БАЛАМУТ
Повесть весёлая о чудном.
✦ ✦ ✦
ГЛАВА ПЕРВАЯ
КАК БАЛАМУТ НА СВЕТ ЯВИЛСЯ
Эх, люди добрые! Слушайте сказ чудной, что в старые годы на Руси бывало. В деревне тихой, что у реки Волховской притулилась, жил-был парень Тимофей, а кликали его Баламутом — за язык острый да нрав шаловливый. Рыжий, как мак в поле, крепкий, будто дубок молодой, а глазки — хитренькие, как у лисы в курятнике. И был у него дар такой, что ни попу, ни дьякону в ум не вместится: возьми он деньгу в ладонь — и множится она, как грибы после дождичка! Сколько пожелает, столько и будет. Только умный был парень, не дурак-балагур: золотой серебряный множить не стал, а медную полушку взял да поусердствовал — чтоб не спросили: «Откуда, Тимофей, богатство взялось?»...

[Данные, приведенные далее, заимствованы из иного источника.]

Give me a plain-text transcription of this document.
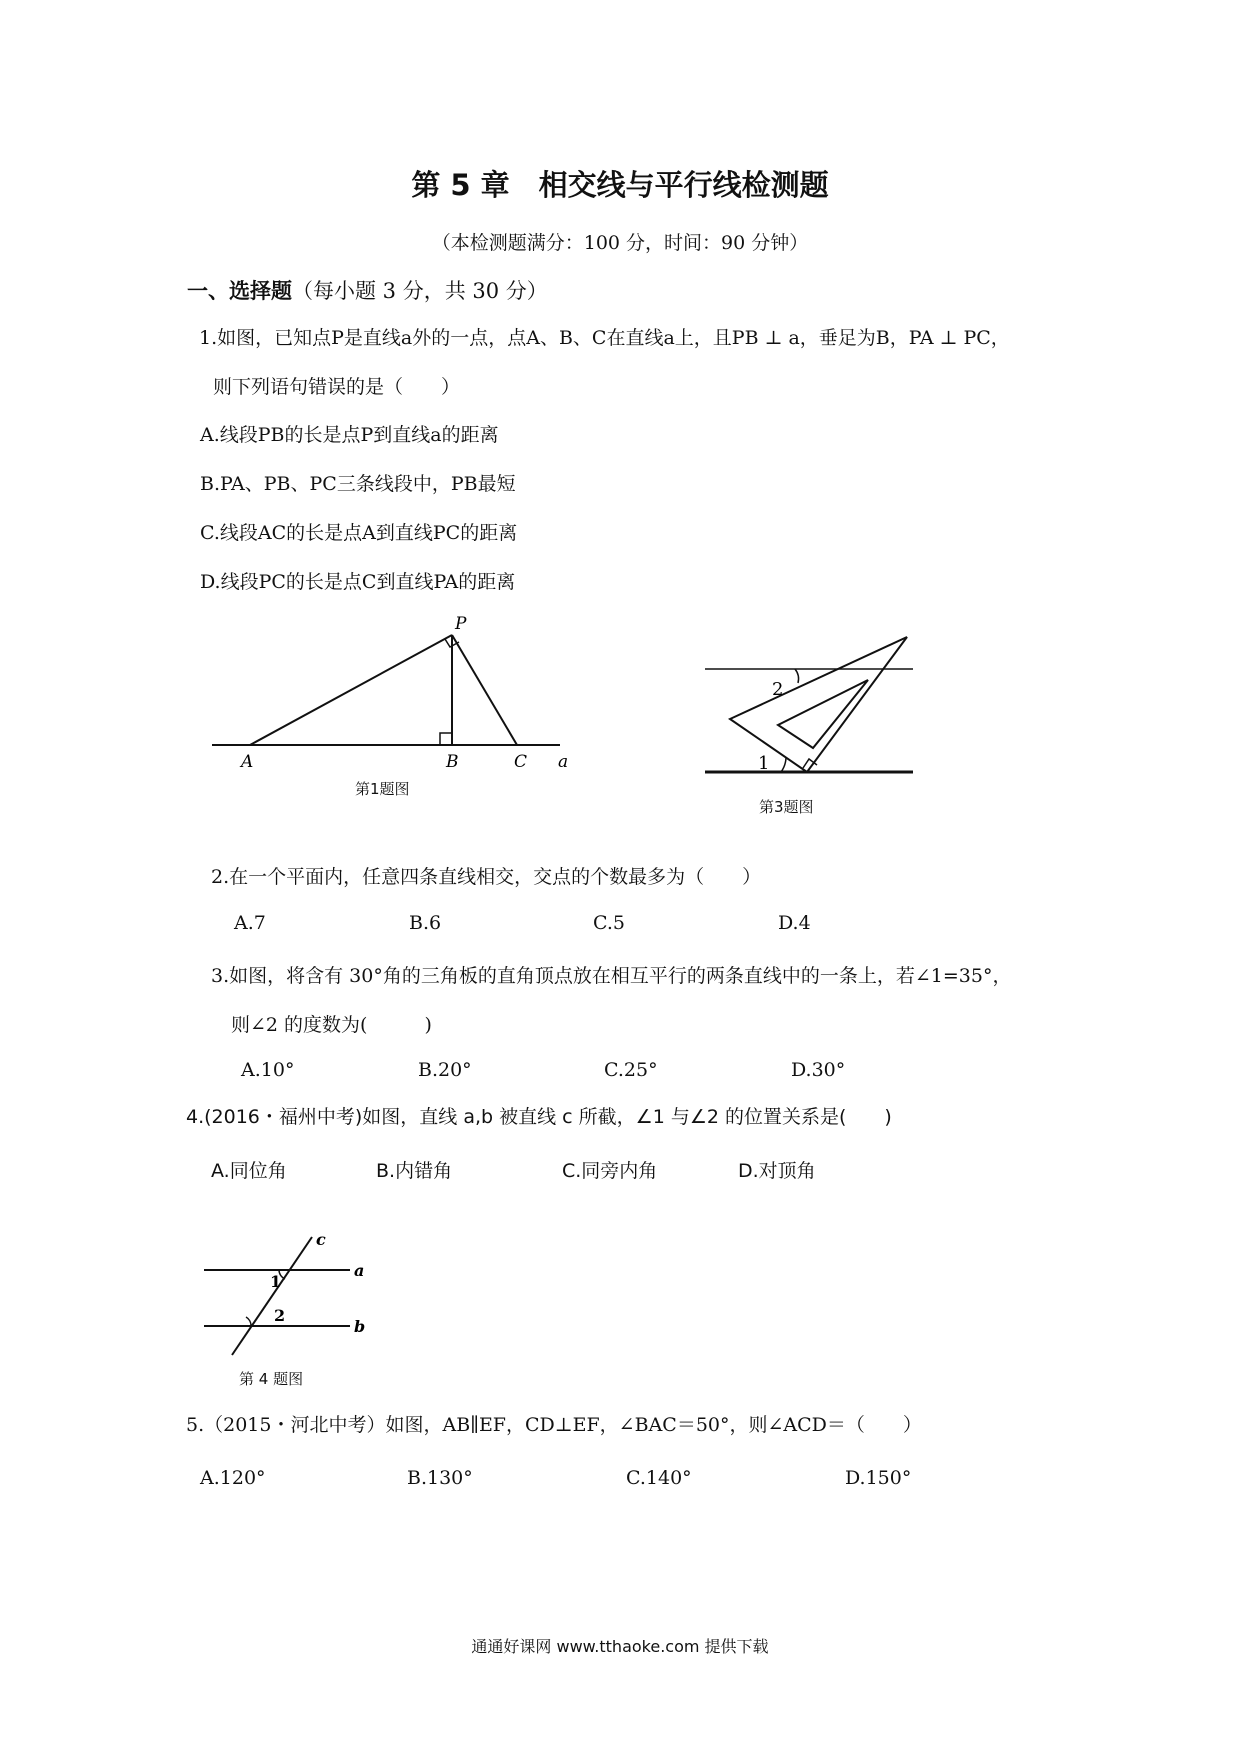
第 5 章　相交线与平行线检测题
（本检测题满分：100 分，时间：90 分钟）
一、选择题（每小题 3 分，共 30 分）
1.如图，已知点P是直线a外的一点，点A、B、C在直线a上，且PB ⊥ a，垂足为B，PA ⊥ PC，
则下列语句错误的是（　　）
A.线段PB的长是点P到直线a的距离
B.PA、PB、PC三条线段中，PB最短
C.线段AC的长是点A到直线PC的距离
D.线段PC的长是点C到直线PA的距离
P
A	B	C a
第1题图
1
2
第3题图
2.在一个平面内，任意四条直线相交，交点的个数最多为（　　）
A.7	B.6	C.5	D.4
3.如图，将含有 30°角的三角板的直角顶点放在相互平行的两条直线中的一条上，若∠1=35°，
则∠2 的度数为(　　　)
A.10°	B.20°	C.25°	D.30°
4.(2016・福州中考)如图，直线 a,b 被直线 c 所截，∠1 与∠2 的位置关系是(　　)
A.同位角	B.内错角	C.同旁内角	D.对顶角
c
a
b
1
2
第 4 题图
5.（2015・河北中考）如图，AB∥EF，CD⊥EF，∠BAC＝50°，则∠ACD＝（　　）
A.120°	B.130°	C.140°	D.150°
通通好课网 www.tthaoke.com 提供下载
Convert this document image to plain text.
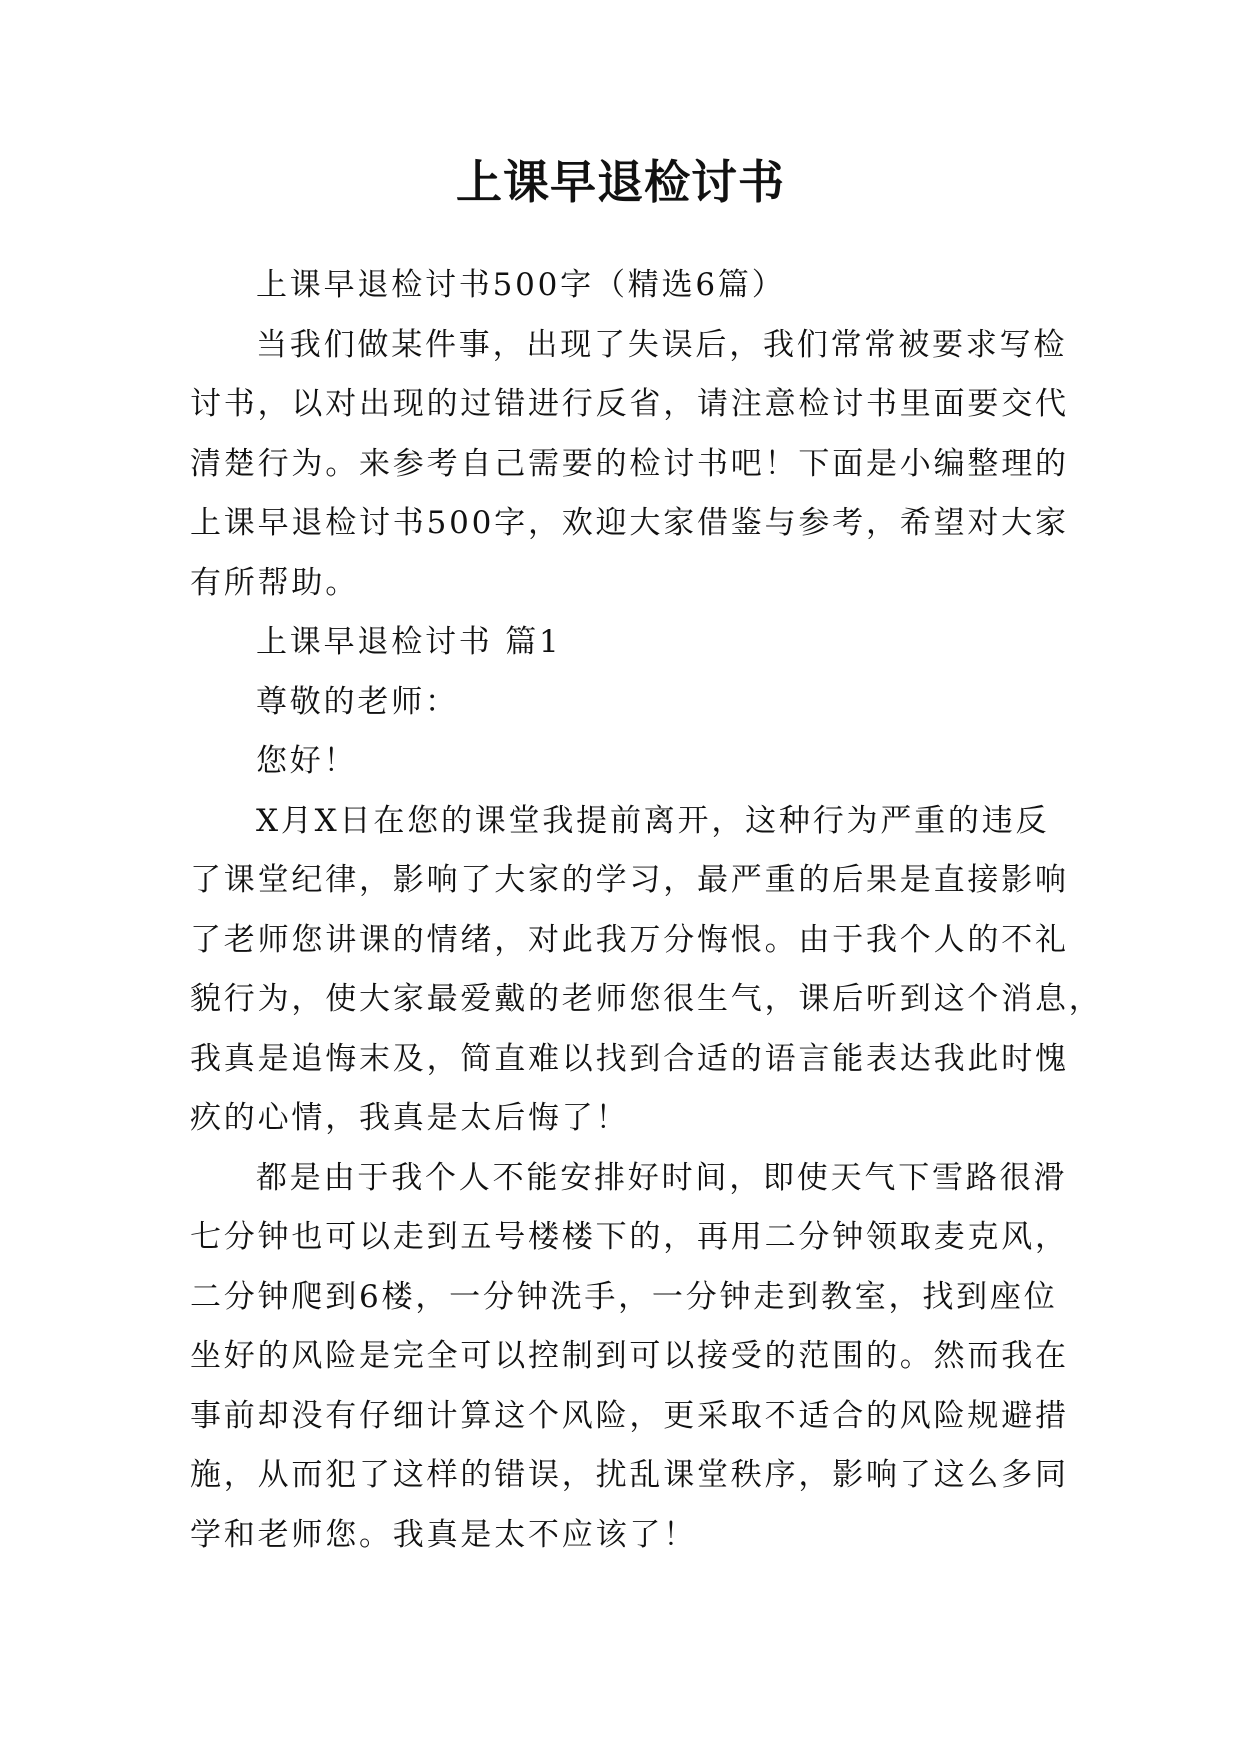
上课早退检讨书
上课早退检讨书500字（精选6篇）
当我们做某件事，出现了失误后，我们常常被要求写检
讨书，以对出现的过错进行反省，请注意检讨书里面要交代
清楚行为。来参考自己需要的检讨书吧！下面是小编整理的
上课早退检讨书500字，欢迎大家借鉴与参考，希望对大家
有所帮助。
上课早退检讨书 篇1
尊敬的老师：
您好！
X月X日在您的课堂我提前离开，这种行为严重的违反
了课堂纪律，影响了大家的学习，最严重的后果是直接影响
了老师您讲课的情绪，对此我万分悔恨。由于我个人的不礼
貌行为，使大家最爱戴的老师您很生气，课后听到这个消息，
我真是追悔末及，简直难以找到合适的语言能表达我此时愧
疚的心情，我真是太后悔了！
都是由于我个人不能安排好时间，即使天气下雪路很滑
七分钟也可以走到五号楼楼下的，再用二分钟领取麦克风，
二分钟爬到6楼，一分钟洗手，一分钟走到教室，找到座位
坐好的风险是完全可以控制到可以接受的范围的。然而我在
事前却没有仔细计算这个风险，更采取不适合的风险规避措
施，从而犯了这样的错误，扰乱课堂秩序，影响了这么多同
学和老师您。我真是太不应该了！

Но не будем забегать наперёд, люди добрые. Сказ, он своей дорогой ходит — не торопи его, не подталкивай в бок, а то споткнётся, да и весь смысл рассыплется, как горох по половицам. Сядь-ка поближе к печке, налей себе кваску покрепче, да слушай, как оно всё началось — с самого что ни на есть начала.
Деревня та называлась Горелово. Отчего Горелово — никто уже не помнил толком. Старики говорили: то ли горело здесь что-то в давние времена, то ли хозяин первый был Горелый — из тех, что на солнце лицом обветрились. А может, просто язык у народа такой — что ни назовёт, то с чертинкой. Стояла деревня на берегу реки Волховки, той самой, что петляла по лугам, будто пьяный купец с ярмарки: то налево, то направо, а куда надо — не торопится. В реке водилась рыба, в лесу — дичь, на полях — рожь да гречиха, и жил народ не то чтобы богато, но и с голоду не пухнул. Слава Богу, говорили. Слава Богу да матушке-земле.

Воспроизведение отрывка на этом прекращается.